Cette situation n’est pas seulement un problème environnemental, mais aussi un problème de santé publique majeur, car l’accumulation des déchets dans les quartiers densément peuplés contribue à la prolifération des moustiques et si des solutions drastiques ne sont pas trouvées, on fera face dans un futur très proche à une recrudescence de maladies telles que le paludisme et la dengue, etc., et ce, malgré le vaccin.
Des solutions durables
Pour lutter efficacement contre le paludisme, il faudrait que le gouvernement avec la collaboration des organes décentralisés (communautés urbaines, communes, préfectures, etc.) mettent sur pied une stratégie nationale de gestion de déchets et surtout l’implementent. Bien gérer les déchets est la première étape vers l’éradication du paludisme.
Il faudrait également sensibiliser encore et encore, car il est important d’éduquer la population sur l’importance de la propreté et de la gestion des déchets. Il y a des gens qui trouvent normal de jeter des déchets sur la voie publique, qu’ils circulent à pied ou en voiture, ils balancent leurs restes et sont les premiers à se plaindre de la saleté dans les rues. Les sanctions pour tous les flagrants délits d’ordures jetés dans les rues ou aux endroits non indiqués des sanctions devraient être appliquées par l’État.
Aussi, la ville devrait investir dans des infrastructures adaptées, notamment en multipliant les points de collecte de déchets et en réhabilitant les systèmes de drainage pour éviter les inondations causées par les déchets bloquant les caniveaux.
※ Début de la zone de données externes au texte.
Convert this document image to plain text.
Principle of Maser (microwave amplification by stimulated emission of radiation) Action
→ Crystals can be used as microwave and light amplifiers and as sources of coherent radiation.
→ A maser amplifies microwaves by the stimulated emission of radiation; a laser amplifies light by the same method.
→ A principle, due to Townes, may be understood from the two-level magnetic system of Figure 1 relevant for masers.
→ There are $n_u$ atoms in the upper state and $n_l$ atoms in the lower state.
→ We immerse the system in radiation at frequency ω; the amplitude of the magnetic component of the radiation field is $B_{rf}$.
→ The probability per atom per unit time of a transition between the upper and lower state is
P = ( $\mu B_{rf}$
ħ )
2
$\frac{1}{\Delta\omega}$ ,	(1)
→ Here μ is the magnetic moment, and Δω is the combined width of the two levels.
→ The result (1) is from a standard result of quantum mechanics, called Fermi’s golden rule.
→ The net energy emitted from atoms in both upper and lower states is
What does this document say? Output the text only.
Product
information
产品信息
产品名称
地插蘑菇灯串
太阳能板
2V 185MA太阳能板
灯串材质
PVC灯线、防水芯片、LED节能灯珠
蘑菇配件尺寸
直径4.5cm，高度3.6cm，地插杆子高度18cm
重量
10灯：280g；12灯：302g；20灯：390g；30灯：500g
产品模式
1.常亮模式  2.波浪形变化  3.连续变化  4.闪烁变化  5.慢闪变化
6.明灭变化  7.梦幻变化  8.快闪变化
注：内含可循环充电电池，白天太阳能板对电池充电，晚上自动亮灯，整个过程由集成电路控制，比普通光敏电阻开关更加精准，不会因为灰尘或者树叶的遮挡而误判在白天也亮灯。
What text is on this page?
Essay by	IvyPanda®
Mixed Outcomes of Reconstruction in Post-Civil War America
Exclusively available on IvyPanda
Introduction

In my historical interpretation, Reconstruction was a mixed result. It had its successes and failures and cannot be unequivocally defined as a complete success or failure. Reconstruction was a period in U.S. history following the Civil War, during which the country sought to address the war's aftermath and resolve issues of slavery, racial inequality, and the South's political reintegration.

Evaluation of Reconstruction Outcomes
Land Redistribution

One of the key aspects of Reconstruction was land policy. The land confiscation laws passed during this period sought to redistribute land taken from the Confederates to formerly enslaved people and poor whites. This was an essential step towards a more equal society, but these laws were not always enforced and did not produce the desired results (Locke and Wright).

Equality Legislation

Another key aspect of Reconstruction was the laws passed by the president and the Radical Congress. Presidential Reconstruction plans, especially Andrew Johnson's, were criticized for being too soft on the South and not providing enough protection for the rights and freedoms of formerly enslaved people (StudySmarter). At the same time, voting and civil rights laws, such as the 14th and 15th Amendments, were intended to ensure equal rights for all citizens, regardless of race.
Il faudrait encourager de nouvelles initiatives privées de recyclage et de transformation de déchets. Cela pourrait non seulement réduire le volume de déchets, mais aussi offrir de nouvelles opportunités aux jeunes de la ville. Si on connaissait déjà l’utilisation des ordures ménagères dans le domaine de l’agriculture et de l’artisanat, on a récemment vu sur les réseaux sociaux qu’un jeune ingénieur camerounais a réussi à transformer les déchets ménagers en biocarburant. Des actions intéressantes pour l’amélioration des déchets et la lutte contre le paludisme et d’autres maladies.